On the other hand, I don’t think the Ninth Circuit went far enough. When law enforcement agencies search your house, they eventually leave. They may take some evidence with them, but you do get to use your house again.
But when law enforcement agencies want to search your computer, they often take it with them and keep it during the investigation. This is a problem for those of us who live our lives on the computer and make our livings from it. (Backups don’t help, since the government can and will take those too.) The government can investigate you for a white collar crime and wipe out your business by taking all your computers without ever coming close to getting a conviction.
There’s no excuse for this. A copy of the digital data on your computer is exactly as good as the original, so they only need a copy for purposes of an investigation. Taking your whole computer is either lazy or downright punitive. It’s punishment without trial.
Going even further, I’d like to see our computers recieve some of the same protections that our bodies and minds do. My computer may not be wired to my brain like some sort of cyberpunk implant, but it’s a pretty intimate part of my life. And it can only contain information and ideas, so it’s not like there are safety concerns.

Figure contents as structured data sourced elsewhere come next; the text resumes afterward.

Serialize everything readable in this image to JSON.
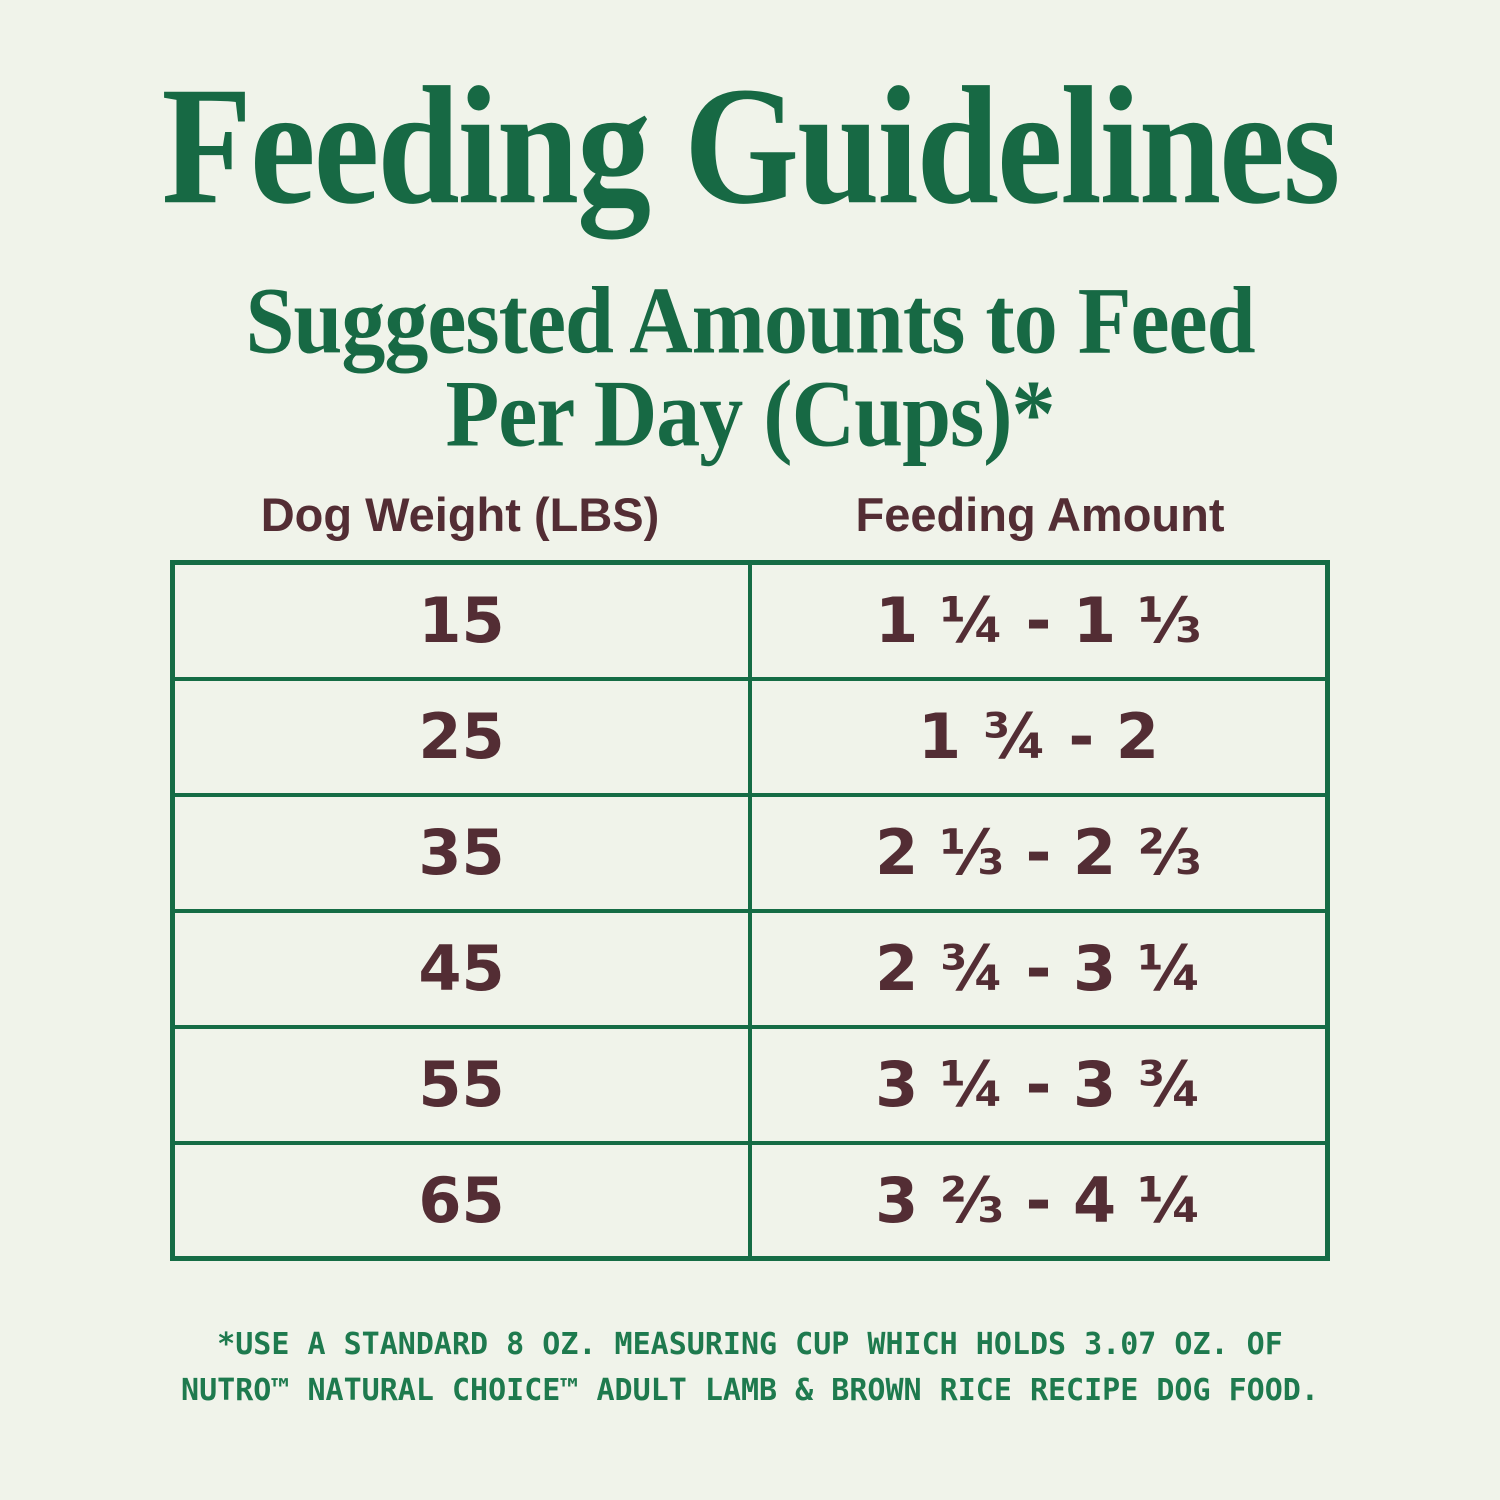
{
  "title": "Feeding Guidelines",
  "subtitle": {
    "line1": "Suggested Amounts to Feed",
    "line2": "Per Day (Cups)*"
  },
  "table": {
    "columns": [
      "Dog Weight (LBS)",
      "Feeding Amount"
    ],
    "rows": [
      {
        "weight": "15",
        "amount": "1 ¼ - 1 ⅓"
      },
      {
        "weight": "25",
        "amount": "1 ¾ - 2"
      },
      {
        "weight": "35",
        "amount": "2 ⅓ - 2 ⅔"
      },
      {
        "weight": "45",
        "amount": "2 ¾ - 3 ¼"
      },
      {
        "weight": "55",
        "amount": "3 ¼ - 3 ¾"
      },
      {
        "weight": "65",
        "amount": "3 ⅔ - 4 ¼"
      }
    ]
  },
  "footnote": {
    "line1": "*USE A STANDARD 8 OZ. MEASURING CUP WHICH HOLDS 3.07 OZ. OF",
    "line2": "NUTRO™ NATURAL CHOICE™ ADULT LAMB & BROWN RICE RECIPE DOG FOOD."
  },
  "colors": {
    "background": "#f0f3ea",
    "heading-green": "#176944",
    "footnote-green": "#1e7a4e",
    "table-border-green": "#156c45",
    "text-maroon": "#532d34"
  }
}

I find it perverse that any communication with our lawyers is protected from government snooping, but our own personal records, notes, and diary contents are considered fair game for a government fishing trip. (Important tip to diarists: Label your diary as a “Privileged Legal Communication.” Claim it’s a timeline of events for your lawyer.)
Finally (and if you know me you’ve seen this coming) we wouldn’t have most of these problems if we didn’t criminalize so much consensual conduct. Time and again, these screwy Fourth Amendment exceptions turn up in cases without victims, where the government has to go snooping because nobody else cares that the so-called crime has occurred.